China reportedly bans Tesla vehicles from military complexes and sensitive industrial or government facilities over data-collection concerns
The Chinese government is reportedly banning Tesla electric vehicles from military complexes and telling staff of some key government agencies not to drive them to work, amidst other restrictions, citing national security concerns.
A directive advises vehicle owners to park the vehicles outside military property, several news agencies reported, citing people who had seen the notice.
Residents of military complexes were notified of the restrictions last week, ahead of China’s first high-level meeting with US officials since the Biden administration took power in January.
A separate report by the Wall Street Journal said Tesla use had been restricted for military staff and employees of key state-owned companies, following a government security review of the vehicles.

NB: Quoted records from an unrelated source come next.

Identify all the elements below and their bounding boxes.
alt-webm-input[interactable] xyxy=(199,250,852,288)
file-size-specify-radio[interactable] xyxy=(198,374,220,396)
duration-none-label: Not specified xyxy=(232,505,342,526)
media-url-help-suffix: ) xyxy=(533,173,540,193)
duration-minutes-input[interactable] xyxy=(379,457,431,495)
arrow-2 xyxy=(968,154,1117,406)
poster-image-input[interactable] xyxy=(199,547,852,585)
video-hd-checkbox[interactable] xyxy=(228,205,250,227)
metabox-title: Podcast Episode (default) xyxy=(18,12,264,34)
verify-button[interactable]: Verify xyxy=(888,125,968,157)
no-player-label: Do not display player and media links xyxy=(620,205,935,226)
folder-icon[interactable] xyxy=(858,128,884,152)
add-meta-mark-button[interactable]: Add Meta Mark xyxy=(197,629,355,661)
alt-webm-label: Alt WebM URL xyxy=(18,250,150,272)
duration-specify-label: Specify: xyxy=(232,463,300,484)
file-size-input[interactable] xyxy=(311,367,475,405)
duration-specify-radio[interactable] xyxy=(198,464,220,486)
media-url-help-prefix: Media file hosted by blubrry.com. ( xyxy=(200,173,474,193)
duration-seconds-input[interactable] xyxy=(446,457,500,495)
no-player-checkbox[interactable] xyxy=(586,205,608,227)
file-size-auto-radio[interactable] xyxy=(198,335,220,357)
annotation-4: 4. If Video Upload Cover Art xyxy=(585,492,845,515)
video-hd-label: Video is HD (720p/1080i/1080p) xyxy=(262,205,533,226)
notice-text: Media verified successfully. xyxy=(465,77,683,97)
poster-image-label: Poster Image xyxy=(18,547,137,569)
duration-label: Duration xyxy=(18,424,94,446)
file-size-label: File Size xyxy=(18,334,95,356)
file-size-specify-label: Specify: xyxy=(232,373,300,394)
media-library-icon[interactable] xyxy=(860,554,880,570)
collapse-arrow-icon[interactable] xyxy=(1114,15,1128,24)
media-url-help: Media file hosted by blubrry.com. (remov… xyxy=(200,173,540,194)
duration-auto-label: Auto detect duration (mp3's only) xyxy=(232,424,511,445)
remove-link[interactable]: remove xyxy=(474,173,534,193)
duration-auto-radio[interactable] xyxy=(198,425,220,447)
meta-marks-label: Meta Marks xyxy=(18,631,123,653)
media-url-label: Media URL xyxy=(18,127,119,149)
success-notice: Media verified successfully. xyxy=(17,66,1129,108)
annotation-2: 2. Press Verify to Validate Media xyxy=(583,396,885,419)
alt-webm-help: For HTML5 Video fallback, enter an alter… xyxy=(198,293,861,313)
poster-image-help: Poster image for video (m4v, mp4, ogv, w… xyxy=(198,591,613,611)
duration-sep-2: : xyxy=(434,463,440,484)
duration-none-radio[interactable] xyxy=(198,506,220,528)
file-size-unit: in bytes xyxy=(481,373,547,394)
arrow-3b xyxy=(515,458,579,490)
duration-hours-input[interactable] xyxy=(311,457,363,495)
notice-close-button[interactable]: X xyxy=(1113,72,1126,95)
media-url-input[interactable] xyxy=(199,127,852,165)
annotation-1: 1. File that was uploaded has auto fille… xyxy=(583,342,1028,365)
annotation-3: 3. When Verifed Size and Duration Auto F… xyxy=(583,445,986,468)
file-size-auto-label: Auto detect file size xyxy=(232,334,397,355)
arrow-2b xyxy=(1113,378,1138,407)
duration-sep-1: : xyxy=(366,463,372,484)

The Journal report cited unnamed sources as saying the government had informed some of its agencies to ask employees to stop driving Tesla cars to work.
Tesla cars have also been banned from entering housing compounds for families of personnel working in sensitive industries, such as aerospace, and state agencies, the report said.
The concerns apparently focus on the numerous cameras and sensors built into Tesla vehicles, as well as their ability to access the contact lists of phones connected with the cars.
Tesla cars use several outward-facing cameras for navigation functions and also feature in-car cameras that are turned off by default.
The Chinese government is reportedly concerned that data collected by the cars could make its way back to the US, leaking national security information.
“Tesla’s privacy protection policy complies with Chinese laws and regulations,” Tesla said in a statement.
“Tesla attaches great importance to the protection of users’ privacy.”
The measures parallel restrictions placed on Chinese telecommunications equipment makers such as Huawei, which have seen the US and allied countries bar the use of such companies’ equipment in their networks.
US Chinese high-level officials clashed over such issues at a conference in Anchorage, Alaska late last week, indicating that tensions built up between the two countries over the past few years may not diminish any time soon.
China is a key market for US tech companies including Tesla and Apple.
Tesla opened its first overseas factory in Shanghai in 2019 and sold 147,445 cars in the country last year, or about one-third of its total deliveries.
Chinese regulators met with Tesla in February over consumer complaints about battery fires, unexpected acceleration and other issues.